Byparken is a public park in central Roskilde, Denmark. It was founded in 1915 and was partly financed through a donation of the textile manufacturer O. H. Schmeltz. The park adjoins Provstevænget, a small protected field next to Roskilde Cathedral. Together, the two areas form a large green space between the cathedral and Roskilde Fjord.

==History==
In the Middle Ages, Provstevænget was the site of St John's Church (Danish: Sankt Hans' Kirke) and the surrounding neighbourhood, which formed St John Parish, one of medieval Roskilde's 13 parishes, was home to many of the canons associated with the cathedral. In 1443, Roskilde Cathedral was hit by fire and it soon spread to the areas to the north and west of the building. The area where Provstevænget is today was never rebuilt. With the Reformation, Roskilde lost much of its income and the city experienced a long period of recession. For several hundred years, Provstevænget belonged to the Provost's House (Danish_ Provstegården) and was grazed by cattle.
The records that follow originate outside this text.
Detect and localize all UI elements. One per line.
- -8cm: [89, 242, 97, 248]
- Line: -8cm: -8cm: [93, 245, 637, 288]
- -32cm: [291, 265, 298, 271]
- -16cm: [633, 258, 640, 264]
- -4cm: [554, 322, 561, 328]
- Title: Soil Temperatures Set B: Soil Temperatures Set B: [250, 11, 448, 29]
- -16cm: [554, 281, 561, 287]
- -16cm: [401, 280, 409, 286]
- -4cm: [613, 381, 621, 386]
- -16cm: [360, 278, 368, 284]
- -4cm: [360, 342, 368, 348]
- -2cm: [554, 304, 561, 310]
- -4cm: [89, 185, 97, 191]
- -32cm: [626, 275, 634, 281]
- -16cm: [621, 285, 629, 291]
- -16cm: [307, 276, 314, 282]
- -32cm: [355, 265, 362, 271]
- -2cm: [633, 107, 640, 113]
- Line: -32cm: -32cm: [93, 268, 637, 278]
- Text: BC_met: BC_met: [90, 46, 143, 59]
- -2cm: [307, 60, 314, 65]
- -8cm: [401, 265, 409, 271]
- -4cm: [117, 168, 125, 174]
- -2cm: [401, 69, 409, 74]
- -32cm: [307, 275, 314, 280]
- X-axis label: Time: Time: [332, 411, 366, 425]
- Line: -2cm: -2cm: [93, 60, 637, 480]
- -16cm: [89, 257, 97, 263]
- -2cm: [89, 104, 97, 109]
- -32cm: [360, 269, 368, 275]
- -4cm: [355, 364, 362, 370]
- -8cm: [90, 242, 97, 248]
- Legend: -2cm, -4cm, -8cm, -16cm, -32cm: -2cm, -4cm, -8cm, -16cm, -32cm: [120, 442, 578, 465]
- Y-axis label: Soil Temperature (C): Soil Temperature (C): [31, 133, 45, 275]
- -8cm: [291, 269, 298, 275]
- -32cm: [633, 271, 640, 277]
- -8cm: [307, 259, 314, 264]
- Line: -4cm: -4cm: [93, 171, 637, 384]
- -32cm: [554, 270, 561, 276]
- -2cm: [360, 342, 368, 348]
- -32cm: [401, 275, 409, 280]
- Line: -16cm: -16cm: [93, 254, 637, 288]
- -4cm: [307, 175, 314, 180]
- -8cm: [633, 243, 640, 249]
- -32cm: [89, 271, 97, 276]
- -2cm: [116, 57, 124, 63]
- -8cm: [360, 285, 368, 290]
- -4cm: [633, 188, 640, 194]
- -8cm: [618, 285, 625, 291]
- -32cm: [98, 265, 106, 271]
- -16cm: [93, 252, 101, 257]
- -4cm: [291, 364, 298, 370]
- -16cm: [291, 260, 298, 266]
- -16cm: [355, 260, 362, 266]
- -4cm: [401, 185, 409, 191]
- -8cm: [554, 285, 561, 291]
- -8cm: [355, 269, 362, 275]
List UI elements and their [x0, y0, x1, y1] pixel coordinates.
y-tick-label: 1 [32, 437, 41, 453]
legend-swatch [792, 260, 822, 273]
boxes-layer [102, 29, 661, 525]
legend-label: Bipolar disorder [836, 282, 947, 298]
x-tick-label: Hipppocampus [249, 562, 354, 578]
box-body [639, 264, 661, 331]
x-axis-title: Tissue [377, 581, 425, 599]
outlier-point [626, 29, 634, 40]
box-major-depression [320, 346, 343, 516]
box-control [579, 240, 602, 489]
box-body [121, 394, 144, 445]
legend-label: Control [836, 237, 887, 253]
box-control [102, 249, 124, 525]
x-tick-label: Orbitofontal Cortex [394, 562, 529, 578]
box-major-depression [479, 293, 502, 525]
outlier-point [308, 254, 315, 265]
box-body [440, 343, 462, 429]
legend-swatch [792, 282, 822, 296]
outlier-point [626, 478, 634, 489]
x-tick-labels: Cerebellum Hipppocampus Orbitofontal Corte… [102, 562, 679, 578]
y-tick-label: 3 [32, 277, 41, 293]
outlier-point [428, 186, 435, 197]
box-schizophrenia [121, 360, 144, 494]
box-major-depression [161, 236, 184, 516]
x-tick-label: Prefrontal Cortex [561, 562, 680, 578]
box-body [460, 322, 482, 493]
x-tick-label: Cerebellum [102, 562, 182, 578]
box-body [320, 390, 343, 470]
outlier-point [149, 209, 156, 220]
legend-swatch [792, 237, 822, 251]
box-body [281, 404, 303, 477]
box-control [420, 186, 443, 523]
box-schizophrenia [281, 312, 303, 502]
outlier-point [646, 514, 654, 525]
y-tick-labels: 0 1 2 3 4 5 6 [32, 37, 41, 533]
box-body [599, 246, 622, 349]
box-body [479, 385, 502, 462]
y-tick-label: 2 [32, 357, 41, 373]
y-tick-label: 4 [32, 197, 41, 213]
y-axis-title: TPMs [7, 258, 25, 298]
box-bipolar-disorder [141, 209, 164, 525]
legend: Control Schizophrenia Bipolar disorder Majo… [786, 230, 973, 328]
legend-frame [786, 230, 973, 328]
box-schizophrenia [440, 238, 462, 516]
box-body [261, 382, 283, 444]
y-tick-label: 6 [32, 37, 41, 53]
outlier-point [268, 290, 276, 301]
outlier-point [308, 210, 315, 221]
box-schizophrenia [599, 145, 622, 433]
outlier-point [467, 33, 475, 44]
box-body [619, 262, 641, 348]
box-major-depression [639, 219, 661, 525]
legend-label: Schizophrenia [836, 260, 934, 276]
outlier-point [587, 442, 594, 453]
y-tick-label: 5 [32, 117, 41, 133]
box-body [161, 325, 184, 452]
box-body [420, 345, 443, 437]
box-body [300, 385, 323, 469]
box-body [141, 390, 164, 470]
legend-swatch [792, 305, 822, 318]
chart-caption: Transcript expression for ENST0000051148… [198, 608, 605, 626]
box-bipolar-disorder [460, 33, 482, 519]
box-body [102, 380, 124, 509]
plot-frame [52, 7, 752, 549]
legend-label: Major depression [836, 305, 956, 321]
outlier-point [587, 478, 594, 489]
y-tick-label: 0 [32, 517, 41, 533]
In 1898, Roskilde inherited a large sum of money from the textile manufacturer Otto Henrich Schmeltz. Some of the money were reserved for the establishment of a park ""not used for any kind of sports". In 1915, the city used some of the money for the acquisition of a piece of land on the north side of Provstevænget. The area had until then been farmland. The new park was designed by the landscape architect Aage Hansen.

==Today==
A thatched house, Piper's House, is located inside the park. It is now used as a restaurant. The hill next to the building is often used for open-air concerts, for instance on every Tuesday in July.